I’m dating a king, and you better know it
If there’s one path in life that I’ve been able to follow with minimal fear, it has to the one of relationships. There may have been hesitations or doubts, but fear, no. From the very start of my dating life there’s been what you may call an internal compass. I’ve always respected the line between the synchronicity I share with a potential partner and the reality of being with them. I’ve never for a second doubted my self-worth, nor underestimated that of the person I chose to sleep with at night.
I’m not saying it’s been an easy ride, not in the slightest. There has been immeasurable pain and times I made decisions that floored everything I thought was holding my life, our lives, together. I can honestly say however, that I have never entered a union that wasn’t utterly glorious – in its love, its lessons and indeed its pain.
I can also say, with my hand on my heart, that I have only ever dated kings.
To fully understand this, you need to understand what it means to give in a relationship. You also need to know and be fully conscious of what your own quiet and dignified sense of self-worth requires. There’s no way you can live within your worth and not acknowledge that the person you’re with isn’t, by default, someone very special. And if they’re not, there will be personal issues you need to address about yourself.
I consider it my job in a relationship to daily remind my partner, that he is loved, beautiful, respected, appreciated and backed by a heart that will not let him know any less, even in his weakest moments. Dating a king, for me, means kisses on the lips, candle-lit dinners, being the lover, the friend, the carer. It’s a level of love and attention that would be exhausting, if it weren’t for the fact that it is reflected back, tenfold. When two people stand in their power and are continuously encouraged to do so by one another, there is a circle of unity so strong that where it begins and ends is unidentifiable.

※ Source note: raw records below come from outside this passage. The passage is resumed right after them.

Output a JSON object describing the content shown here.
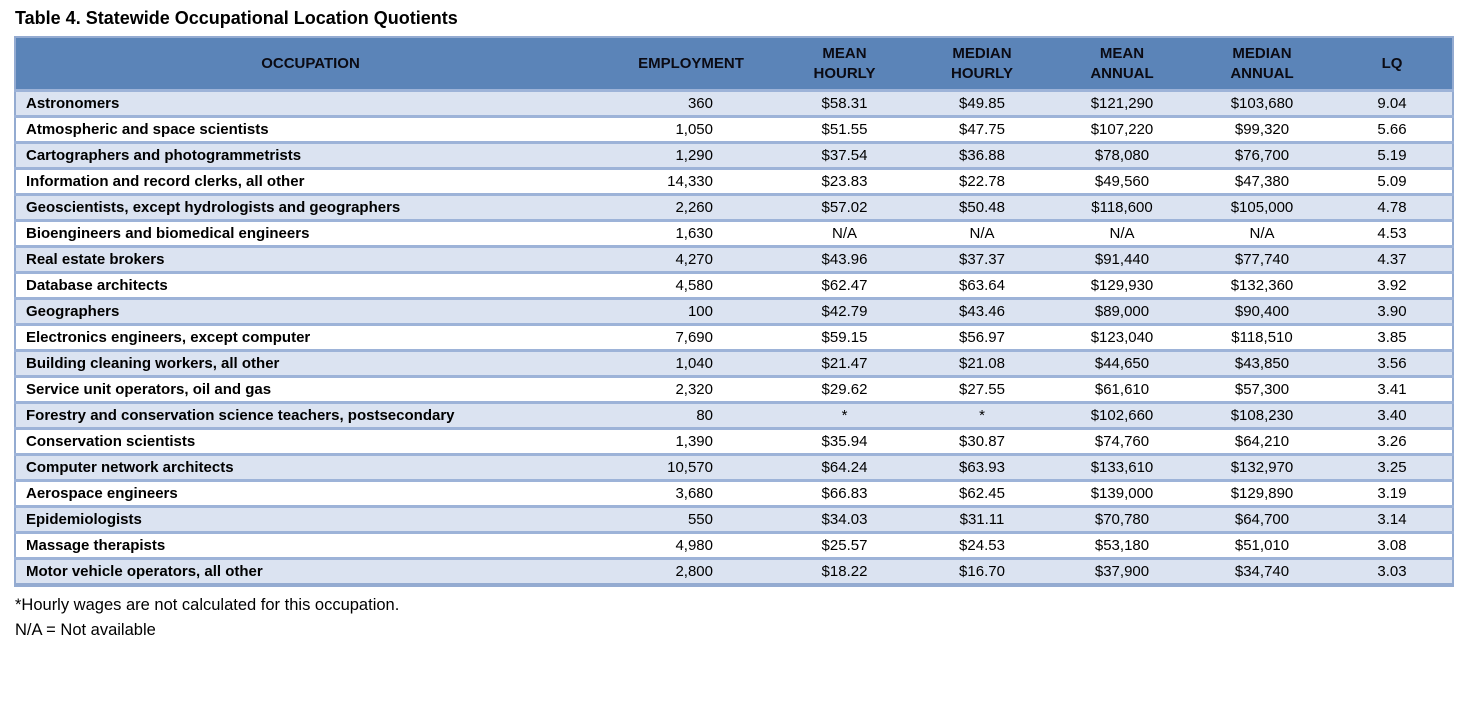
{
  "title": "Table 4. Statewide Occupational Location Quotients",
  "colors": {
    "header_bg": "#5b84b8",
    "alt_row_bg": "#dbe3f1",
    "row_border": "#9db3d8",
    "outer_border": "#94abd1",
    "text": "#000000"
  },
  "table": {
    "columns": [
      {
        "key": "occupation",
        "label": "OCCUPATION"
      },
      {
        "key": "employment",
        "label": "EMPLOYMENT"
      },
      {
        "key": "mean_hourly",
        "label": "MEAN\nHOURLY"
      },
      {
        "key": "median_hourly",
        "label": "MEDIAN\nHOURLY"
      },
      {
        "key": "mean_annual",
        "label": "MEAN\nANNUAL"
      },
      {
        "key": "median_annual",
        "label": "MEDIAN\nANNUAL"
      },
      {
        "key": "lq",
        "label": "LQ"
      }
    ],
    "rows": [
      [
        "Astronomers",
        "360",
        "$58.31",
        "$49.85",
        "$121,290",
        "$103,680",
        "9.04"
      ],
      [
        "Atmospheric and space scientists",
        "1,050",
        "$51.55",
        "$47.75",
        "$107,220",
        "$99,320",
        "5.66"
      ],
      [
        "Cartographers and photogrammetrists",
        "1,290",
        "$37.54",
        "$36.88",
        "$78,080",
        "$76,700",
        "5.19"
      ],
      [
        "Information and record clerks, all other",
        "14,330",
        "$23.83",
        "$22.78",
        "$49,560",
        "$47,380",
        "5.09"
      ],
      [
        "Geoscientists, except hydrologists and geographers",
        "2,260",
        "$57.02",
        "$50.48",
        "$118,600",
        "$105,000",
        "4.78"
      ],
      [
        "Bioengineers and biomedical engineers",
        "1,630",
        "N/A",
        "N/A",
        "N/A",
        "N/A",
        "4.53"
      ],
      [
        "Real estate brokers",
        "4,270",
        "$43.96",
        "$37.37",
        "$91,440",
        "$77,740",
        "4.37"
      ],
      [
        "Database architects",
        "4,580",
        "$62.47",
        "$63.64",
        "$129,930",
        "$132,360",
        "3.92"
      ],
      [
        "Geographers",
        "100",
        "$42.79",
        "$43.46",
        "$89,000",
        "$90,400",
        "3.90"
      ],
      [
        "Electronics engineers, except computer",
        "7,690",
        "$59.15",
        "$56.97",
        "$123,040",
        "$118,510",
        "3.85"
      ],
      [
        "Building cleaning workers, all other",
        "1,040",
        "$21.47",
        "$21.08",
        "$44,650",
        "$43,850",
        "3.56"
      ],
      [
        "Service unit operators, oil and gas",
        "2,320",
        "$29.62",
        "$27.55",
        "$61,610",
        "$57,300",
        "3.41"
      ],
      [
        "Forestry and conservation science teachers, postsecondary",
        "80",
        "*",
        "*",
        "$102,660",
        "$108,230",
        "3.40"
      ],
      [
        "Conservation scientists",
        "1,390",
        "$35.94",
        "$30.87",
        "$74,760",
        "$64,210",
        "3.26"
      ],
      [
        "Computer network architects",
        "10,570",
        "$64.24",
        "$63.93",
        "$133,610",
        "$132,970",
        "3.25"
      ],
      [
        "Aerospace engineers",
        "3,680",
        "$66.83",
        "$62.45",
        "$139,000",
        "$129,890",
        "3.19"
      ],
      [
        "Epidemiologists",
        "550",
        "$34.03",
        "$31.11",
        "$70,780",
        "$64,700",
        "3.14"
      ],
      [
        "Massage therapists",
        "4,980",
        "$25.57",
        "$24.53",
        "$53,180",
        "$51,010",
        "3.08"
      ],
      [
        "Motor vehicle operators, all other",
        "2,800",
        "$18.22",
        "$16.70",
        "$37,900",
        "$34,740",
        "3.03"
      ]
    ]
  },
  "footnotes": [
    "*Hourly wages are not calculated for this occupation.",
    "N/A = Not available"
  ]
}
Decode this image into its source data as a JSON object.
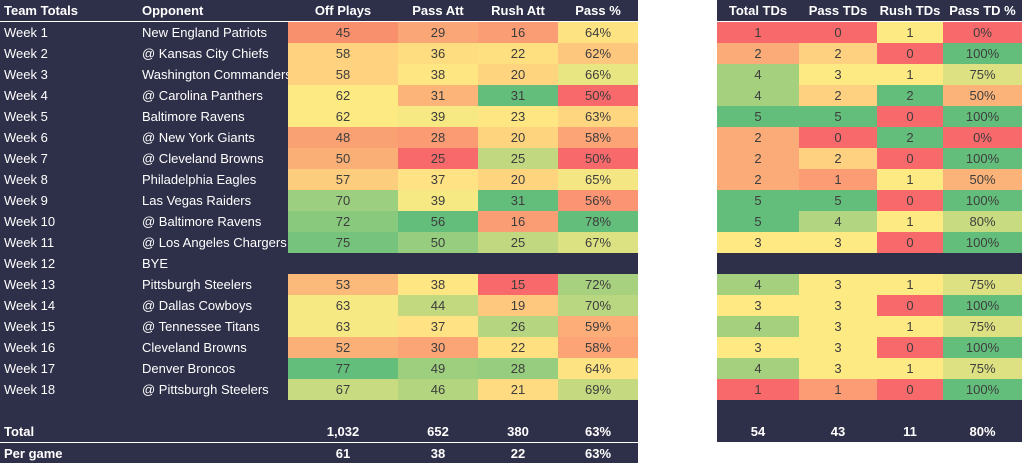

What you accept in life, in your relationships, your friendships, your work connections, will always be a direct reflection of how you view yourself and your life at that moment in time. How you treat people will always say more about you than it does them. So, when you invite someone into the magnificence that you are, let them know how much you value yourself by showing them how special they must have been to get the job.
It’s been my view, my unwavering rule, that if I’m to date a man, share my life with him, then by default he must be nothing less than what I consider royalty. Why would a person, who truly values themselves, be with anyone less?